I suspect this also gives bitfinex some time to insert their margin call liquidation orders in front of individual chunks of the large market sell order. If they are doing this, it would give added protection to swap underwriters since margin-called positions would be liquidated at higher prices and would also give traders who were forcibly closed by margin calls smaller loses due to a better price. The person who loses out is the person executing the large market sell order which triggered the crash.
If bitfinex, instead, gives priority to the large market sell order over the margin call liquidation orders, then the large seller benefits from less slippage at the cost of the intermediate buyers on the way down who refill the bid walls during each "speed bump" (although there is less slippage, the overall price could be worse since market orders inserted between successively executed chunks of the initial order could depress the price more).
Bitfinex gives the second explanation for why they have this "price throttling". They suggest that any market order of that size is likely to be manipulative since no rational person would prefer a worse execution price over breaking up the market order for a better price. Therefore, they throttle it.

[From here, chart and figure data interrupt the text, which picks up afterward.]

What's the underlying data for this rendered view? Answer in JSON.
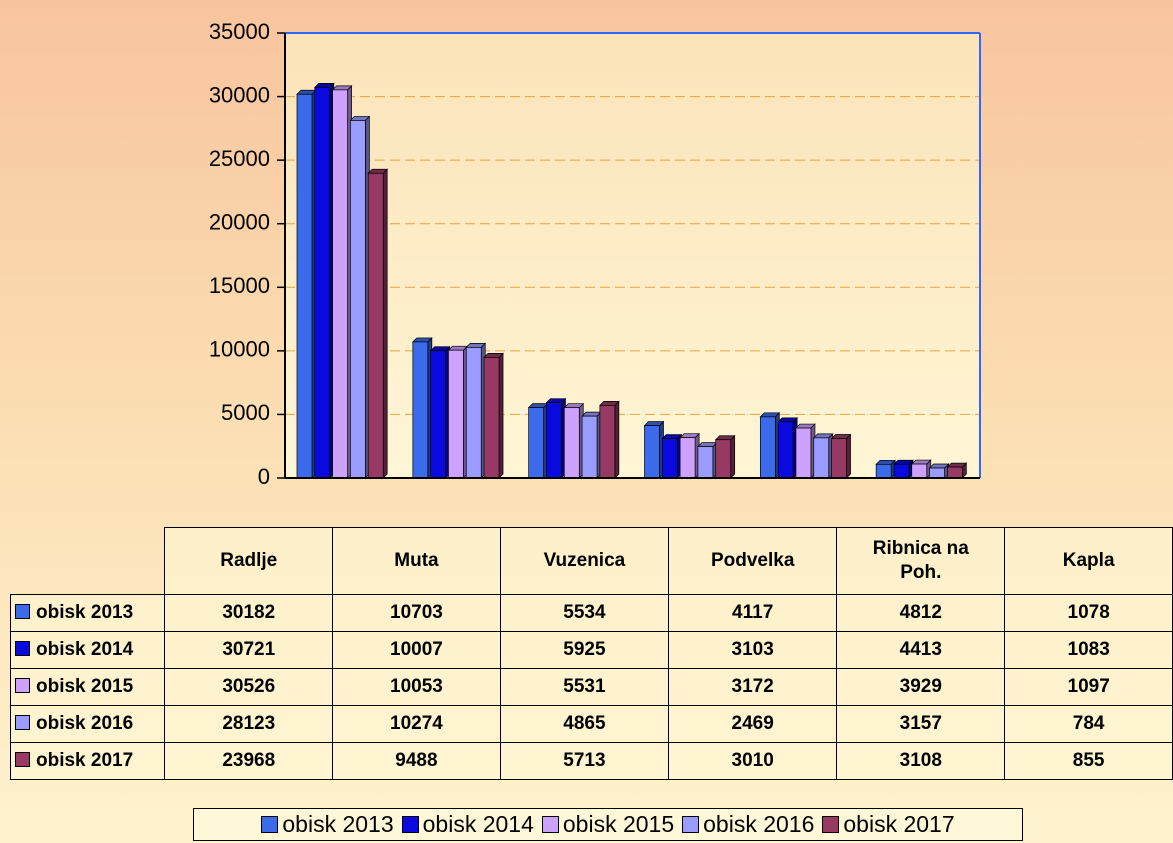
{
  "chart_data": {
    "type": "bar",
    "categories": [
      "Radlje",
      "Muta",
      "Vuzenica",
      "Podvelka",
      "Ribnica na Poh.",
      "Kapla"
    ],
    "series": [
      {
        "name": "obisk 2013",
        "color": "#3b6bea",
        "values": [
          30182,
          10703,
          5534,
          4117,
          4812,
          1078
        ]
      },
      {
        "name": "obisk 2014",
        "color": "#0a0ae0",
        "values": [
          30721,
          10007,
          5925,
          3103,
          4413,
          1083
        ]
      },
      {
        "name": "obisk 2015",
        "color": "#cda2ff",
        "values": [
          30526,
          10053,
          5531,
          3172,
          3929,
          1097
        ]
      },
      {
        "name": "obisk 2016",
        "color": "#9b9cff",
        "values": [
          28123,
          10274,
          4865,
          2469,
          3157,
          784
        ]
      },
      {
        "name": "obisk 2017",
        "color": "#963a64",
        "values": [
          23968,
          9488,
          5713,
          3010,
          3108,
          855
        ]
      }
    ],
    "ylim": [
      0,
      35000
    ],
    "yticks": [
      0,
      5000,
      10000,
      15000,
      20000,
      25000,
      30000,
      35000
    ],
    "grid": true
  }
}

Personally, I don't buy that explanation. Market manipulation is an ominous term which can mean anything from spreading false rumors to painting the tape to hunting for stop losses. What some people call manipulation, others call good strategy. In any case, "manipulation", real or not, is very difficult to pull off and usually the manipulator takes on exorbitant risk which results in huge losses if the market does not react how he wants it to react. Regardless of which practices we term manipulation, there are good non-manipulative reasons for executing a large market sell in the face of cascading margin calls below you.
I think bitfinex is just looking out for its swap writers' solvencies and, thus, indirectly their own interests. If there are full or partial defaults in bitfinex's swap market, people would be less willing to write them and those that do would require a higher premium. This would make leverage more expensive and reduce margin trading volume altogether.

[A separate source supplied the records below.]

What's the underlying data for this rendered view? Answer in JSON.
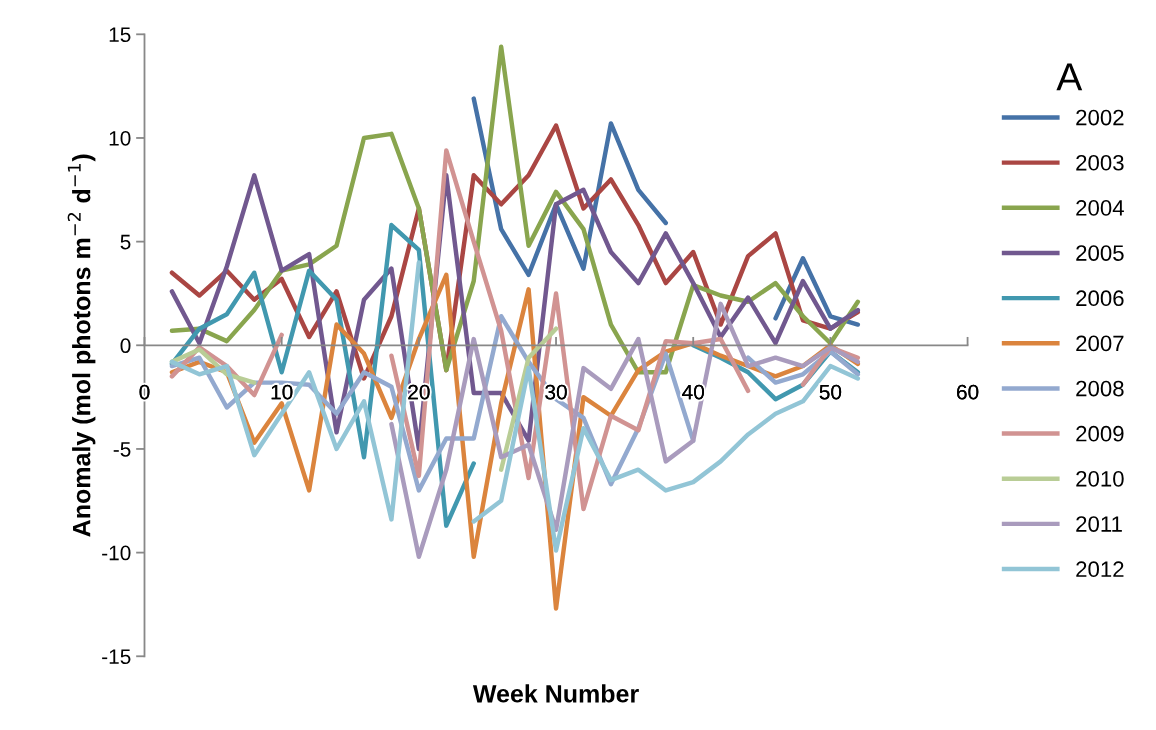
{
  "chart_data": {
    "type": "line",
    "xlabel": "Week Number",
    "ylabel": "Anomaly (mol photons m$^{−2}$ d$^{−1}$)",
    "annotations": [
      "A"
    ],
    "x": [
      2,
      4,
      6,
      8,
      10,
      12,
      14,
      16,
      18,
      20,
      22,
      24,
      26,
      28,
      30,
      32,
      34,
      36,
      38,
      40,
      42,
      44,
      46,
      48,
      50,
      52
    ],
    "xlim": [
      0,
      60
    ],
    "xticks": [
      0,
      10,
      20,
      30,
      40,
      50,
      60
    ],
    "ylim": [
      -15,
      15
    ],
    "yticks": [
      -15,
      -10,
      -5,
      0,
      5,
      10,
      15
    ],
    "grid": false,
    "legend": "right",
    "marker": "none",
    "line_style": "solid",
    "series": [
      {
        "name": "2002",
        "color": "#4572a7",
        "values": [
          null,
          null,
          null,
          null,
          null,
          null,
          null,
          null,
          null,
          null,
          null,
          11.9,
          5.6,
          3.4,
          6.8,
          3.7,
          10.7,
          7.5,
          5.9,
          null,
          null,
          null,
          1.3,
          4.2,
          1.4,
          1.0
        ]
      },
      {
        "name": "2003",
        "color": "#aa4643",
        "values": [
          3.5,
          2.4,
          3.6,
          2.2,
          3.2,
          0.4,
          2.6,
          -1.6,
          1.4,
          6.6,
          -1.2,
          8.2,
          6.8,
          8.2,
          10.6,
          6.6,
          8.0,
          5.8,
          3.0,
          4.5,
          1.0,
          4.3,
          5.4,
          1.2,
          0.8,
          1.6
        ]
      },
      {
        "name": "2004",
        "color": "#89a54e",
        "values": [
          0.7,
          0.8,
          0.2,
          1.7,
          3.6,
          3.9,
          4.8,
          10.0,
          10.2,
          6.6,
          -1.2,
          3.1,
          14.4,
          4.8,
          7.4,
          5.6,
          1.0,
          -1.3,
          -1.3,
          2.9,
          2.4,
          2.1,
          3.0,
          1.4,
          0.1,
          2.1
        ]
      },
      {
        "name": "2005",
        "color": "#71588f",
        "values": [
          2.6,
          0.1,
          3.8,
          8.2,
          3.6,
          4.4,
          -4.2,
          2.2,
          3.7,
          -5.0,
          8.2,
          -2.3,
          -2.3,
          -4.6,
          6.8,
          7.5,
          4.5,
          3.0,
          5.4,
          3.0,
          0.4,
          2.3,
          0.1,
          3.1,
          0.8,
          1.7
        ]
      },
      {
        "name": "2006",
        "color": "#4198af",
        "values": [
          -0.9,
          0.8,
          1.5,
          3.5,
          -1.3,
          3.6,
          2.2,
          -5.4,
          5.8,
          4.6,
          -8.7,
          -5.7,
          null,
          null,
          null,
          null,
          null,
          null,
          null,
          0.0,
          -0.6,
          -1.3,
          -2.6,
          -1.9,
          -0.3,
          -1.3
        ]
      },
      {
        "name": "2007",
        "color": "#db843d",
        "values": [
          -1.3,
          -0.8,
          -1.3,
          -4.7,
          -2.8,
          -7.0,
          1.0,
          -0.4,
          -3.5,
          0.3,
          3.4,
          -10.2,
          -2.8,
          2.7,
          -12.7,
          -2.5,
          -3.4,
          -1.2,
          -0.3,
          0.1,
          -0.5,
          -1.0,
          -1.5,
          -1.0,
          0.0,
          -0.9
        ]
      },
      {
        "name": "2008",
        "color": "#93a9cf",
        "values": [
          -1.0,
          -0.6,
          -3.0,
          -1.8,
          -1.8,
          -1.9,
          -3.3,
          -1.3,
          -2.0,
          -7.0,
          -4.5,
          -4.5,
          1.4,
          -0.8,
          -2.6,
          -3.5,
          -6.7,
          -4.0,
          -0.4,
          -4.6,
          null,
          -0.6,
          -1.8,
          -1.4,
          -0.3,
          -1.4
        ]
      },
      {
        "name": "2009",
        "color": "#d19392",
        "values": [
          -1.5,
          -0.1,
          -1.0,
          -2.4,
          0.5,
          null,
          null,
          null,
          -0.5,
          -6.3,
          9.4,
          5.0,
          0.7,
          -6.4,
          2.5,
          -7.9,
          -3.4,
          -4.1,
          0.2,
          0.1,
          0.3,
          -2.2,
          null,
          -1.9,
          -0.1,
          -0.6
        ]
      },
      {
        "name": "2010",
        "color": "#b9cd96",
        "values": [
          -0.8,
          -0.2,
          -1.4,
          -1.8,
          null,
          null,
          null,
          null,
          null,
          null,
          null,
          null,
          -6.0,
          -0.6,
          0.8,
          null,
          null,
          null,
          null,
          null,
          null,
          null,
          null,
          null,
          null,
          null
        ]
      },
      {
        "name": "2011",
        "color": "#a99bbd",
        "values": [
          null,
          null,
          null,
          null,
          null,
          null,
          null,
          null,
          -3.8,
          -10.2,
          -6.0,
          0.3,
          -5.4,
          -4.8,
          -8.9,
          -1.1,
          -2.1,
          0.3,
          -5.6,
          -4.6,
          2.0,
          -1.0,
          -0.6,
          -1.0,
          -0.1,
          -0.8
        ]
      },
      {
        "name": "2012",
        "color": "#92c5d6",
        "values": [
          -0.8,
          -1.4,
          -1.0,
          -5.3,
          -3.3,
          -1.3,
          -5.0,
          -2.7,
          -8.4,
          4.0,
          null,
          -8.5,
          -7.5,
          -1.1,
          -9.9,
          -4.0,
          -6.5,
          -6.0,
          -7.0,
          -6.6,
          -5.6,
          -4.3,
          -3.3,
          -2.7,
          -1.0,
          -1.6
        ]
      }
    ]
  }
}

What this whole episode shows us is that the bitcoin markets are becoming more automated and more intricately interwoven. Already fundamental news has stopped affecting the price and now we are starting to see flash crashes (much like the real world markets). Maybe bots are getting progressively more tangled up with other bots and there will be more flash crashes to come.
- Bank of Canada came out with a paper which looks at arbitrage opportunities in the bitcoin markets and finds arbs no longer exist: http://bit.ly/1mcW6Ne.
- Unfortunately, the paper's methodology was questionable. They use daily closing prices for their historic data which makes no sense since arbitrages don't last 24 hours barring special events like the China ban.
- As a side note, if a market seems to have no arbs possible, it's because arbitrageurs are doing those arbs. So tautologically, the lack of apparent arbs is evidence of the presence of arbs being done, so the question itself is rather pointless. A better question would be, how fast do you have to be to capture the arbs from the other arbitrageurs?
- Jed and Ripple strike a deal to avoid immediate selloff of Jed's $9bn XRP: http://bit.ly/1v96yKS.
- I wonder what Jed got out of that deal. Maybe Ripple agreed not to sue Stellar. Not that there is a strong basis to sue over open-sourced tech.